I'll make some random comments because it’s difficult to pinpoint without hearing your tunes.
The bass and kick rule under 100Hz this is their space. Learn it, use it.
The main vocal is the mix, all else should come around it or be built from an arrangement perspective around it. Unless of course you’re doing instrumentals. This range of the human voice is all over the map and you have to adjust the mix around this.
Many modern engineers double track the vocal or at least make at least one or more copies of it and process it separately. Following is an exaggeration but roughly one copy gets compression, maybe twice, one gets delay, one gets reverb, another set up is for other special effects. Then these are combined together on separate busses and mixed back in with the untainted version. This builds a thick and focused version of the key vocal.

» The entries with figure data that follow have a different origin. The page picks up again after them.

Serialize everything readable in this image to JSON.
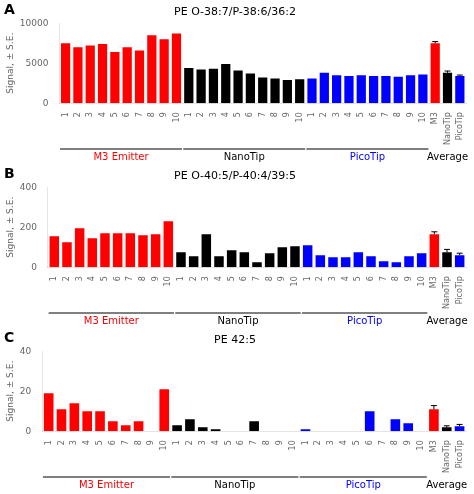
{
  "chart_data": [
    {
      "type": "bar",
      "title": "PE O-38:7/P-38:6/36:2",
      "ylabel": "Signal, ± S.E.",
      "categories": [
        "1",
        "2",
        "3",
        "4",
        "5",
        "6",
        "7",
        "8",
        "9",
        "10",
        "1",
        "2",
        "3",
        "4",
        "5",
        "6",
        "7",
        "8",
        "9",
        "10",
        "1",
        "2",
        "3",
        "4",
        "5",
        "6",
        "7",
        "8",
        "9",
        "10",
        "M3",
        "NanoTip",
        "PicoTip"
      ],
      "values": [
        7500,
        7000,
        7200,
        7400,
        6400,
        7000,
        6600,
        8500,
        8000,
        8700,
        4400,
        4200,
        4300,
        4900,
        4100,
        3700,
        3200,
        3100,
        2900,
        3000,
        3100,
        3800,
        3500,
        3400,
        3500,
        3400,
        3400,
        3300,
        3500,
        3600,
        7500,
        3800,
        3400
      ],
      "errors": [
        null,
        null,
        null,
        null,
        null,
        null,
        null,
        null,
        null,
        null,
        null,
        null,
        null,
        null,
        null,
        null,
        null,
        null,
        null,
        null,
        null,
        null,
        null,
        null,
        null,
        null,
        null,
        null,
        null,
        null,
        200,
        220,
        120
      ],
      "colors": [
        "#FF0000",
        "#FF0000",
        "#FF0000",
        "#FF0000",
        "#FF0000",
        "#FF0000",
        "#FF0000",
        "#FF0000",
        "#FF0000",
        "#FF0000",
        "#000000",
        "#000000",
        "#000000",
        "#000000",
        "#000000",
        "#000000",
        "#000000",
        "#000000",
        "#000000",
        "#000000",
        "#0000FF",
        "#0000FF",
        "#0000FF",
        "#0000FF",
        "#0000FF",
        "#0000FF",
        "#0000FF",
        "#0000FF",
        "#0000FF",
        "#0000FF",
        "#FF0000",
        "#000000",
        "#0000FF"
      ],
      "ylim": [
        0,
        10000
      ],
      "yticks": [
        0,
        5000,
        10000
      ],
      "grid": false,
      "annotations": [
        {
          "text": "A"
        },
        {
          "text": "M3 Emitter",
          "color": "#FF0000"
        },
        {
          "text": "NanoTip",
          "color": "#000000"
        },
        {
          "text": "PicoTip",
          "color": "#0000FF"
        },
        {
          "text": "Average",
          "color": "#000000"
        }
      ]
    },
    {
      "type": "bar",
      "title": "PE O-40:5/P-40:4/39:5",
      "ylabel": "Signal, ± S.E.",
      "categories": [
        "1",
        "2",
        "3",
        "4",
        "5",
        "6",
        "7",
        "8",
        "9",
        "10",
        "1",
        "2",
        "3",
        "4",
        "5",
        "6",
        "7",
        "8",
        "9",
        "10",
        "1",
        "2",
        "3",
        "4",
        "5",
        "6",
        "7",
        "8",
        "9",
        "10",
        "M3",
        "NanoTip",
        "PicoTip"
      ],
      "values": [
        155,
        125,
        195,
        145,
        170,
        170,
        170,
        160,
        165,
        230,
        75,
        55,
        165,
        55,
        85,
        75,
        25,
        70,
        100,
        105,
        110,
        60,
        50,
        50,
        75,
        55,
        30,
        25,
        55,
        70,
        165,
        75,
        60
      ],
      "errors": [
        null,
        null,
        null,
        null,
        null,
        null,
        null,
        null,
        null,
        null,
        null,
        null,
        null,
        null,
        null,
        null,
        null,
        null,
        null,
        null,
        null,
        null,
        null,
        null,
        null,
        null,
        null,
        null,
        null,
        null,
        12,
        14,
        10
      ],
      "colors": [
        "#FF0000",
        "#FF0000",
        "#FF0000",
        "#FF0000",
        "#FF0000",
        "#FF0000",
        "#FF0000",
        "#FF0000",
        "#FF0000",
        "#FF0000",
        "#000000",
        "#000000",
        "#000000",
        "#000000",
        "#000000",
        "#000000",
        "#000000",
        "#000000",
        "#000000",
        "#000000",
        "#0000FF",
        "#0000FF",
        "#0000FF",
        "#0000FF",
        "#0000FF",
        "#0000FF",
        "#0000FF",
        "#0000FF",
        "#0000FF",
        "#0000FF",
        "#FF0000",
        "#000000",
        "#0000FF"
      ],
      "ylim": [
        0,
        400
      ],
      "yticks": [
        0,
        200,
        400
      ],
      "grid": false,
      "annotations": [
        {
          "text": "B"
        },
        {
          "text": "M3 Emitter",
          "color": "#FF0000"
        },
        {
          "text": "NanoTip",
          "color": "#000000"
        },
        {
          "text": "PicoTip",
          "color": "#0000FF"
        },
        {
          "text": "Average",
          "color": "#000000"
        }
      ]
    },
    {
      "type": "bar",
      "title": "PE 42:5",
      "ylabel": "Signal, ± S.E.",
      "categories": [
        "1",
        "2",
        "3",
        "4",
        "5",
        "6",
        "7",
        "8",
        "9",
        "10",
        "1",
        "2",
        "3",
        "4",
        "5",
        "6",
        "7",
        "8",
        "9",
        "10",
        "1",
        "2",
        "3",
        "4",
        "5",
        "6",
        "7",
        "8",
        "9",
        "10",
        "M3",
        "NanoTip",
        "PicoTip"
      ],
      "values": [
        19,
        11,
        14,
        10,
        10,
        5,
        3,
        5,
        0,
        21,
        3,
        6,
        2,
        1,
        0,
        0,
        5,
        0,
        0,
        0,
        1,
        0,
        0,
        0,
        0,
        10,
        0,
        6,
        4,
        0,
        11,
        2,
        2.5
      ],
      "errors": [
        null,
        null,
        null,
        null,
        null,
        null,
        null,
        null,
        null,
        null,
        null,
        null,
        null,
        null,
        null,
        null,
        null,
        null,
        null,
        null,
        null,
        null,
        null,
        null,
        null,
        null,
        null,
        null,
        null,
        null,
        1.8,
        0.7,
        0.9
      ],
      "colors": [
        "#FF0000",
        "#FF0000",
        "#FF0000",
        "#FF0000",
        "#FF0000",
        "#FF0000",
        "#FF0000",
        "#FF0000",
        "#FF0000",
        "#FF0000",
        "#000000",
        "#000000",
        "#000000",
        "#000000",
        "#000000",
        "#000000",
        "#000000",
        "#000000",
        "#000000",
        "#000000",
        "#0000FF",
        "#0000FF",
        "#0000FF",
        "#0000FF",
        "#0000FF",
        "#0000FF",
        "#0000FF",
        "#0000FF",
        "#0000FF",
        "#0000FF",
        "#FF0000",
        "#000000",
        "#0000FF"
      ],
      "ylim": [
        0,
        40
      ],
      "yticks": [
        0,
        20,
        40
      ],
      "grid": false,
      "annotations": [
        {
          "text": "C"
        },
        {
          "text": "M3 Emitter",
          "color": "#FF0000"
        },
        {
          "text": "NanoTip",
          "color": "#000000"
        },
        {
          "text": "PicoTip",
          "color": "#0000FF"
        },
        {
          "text": "Average",
          "color": "#000000"
        }
      ]
    }
  ]
}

Bkgrd vocals are generally recorded with a different and more neutral, sometimes high end focused mic. These are compressed a little more than the vocal to get them to gel or sometimes not compressed at all and used as high freq colors left and right in the mix. Disclaimer: these are not hard and fast rules but generalities.
Once the kick & bass, then the vocals, are cemented in the mix, comes the difficult task of placing those instruments that are going to conflict with the voice i.e. snares, guitars, and pianos come to mind. These have to work around the voice or be placed back in the mix (via reverb or delay or pan) so they are not competing for the key vocal range. Another important tool is volume control, just turn down the guitars or piano when the vocal comes in.
One tool you can use for instruments is to create their own ambience i.e. varying degrees of delay or reverb, short delays or short slapbacks for different instruments. Each instrument having its own delayed sound. When combined it has the effect of creating a room sound that the band has. Lay the vocal on top of this and it tends to glue pretty well. If not, then put some ambience on the vocal to match or counterbalance the instruments.
That's some general thoughts and approaches. Hopefully that will provide some ideas for gluing the vocal in the mix.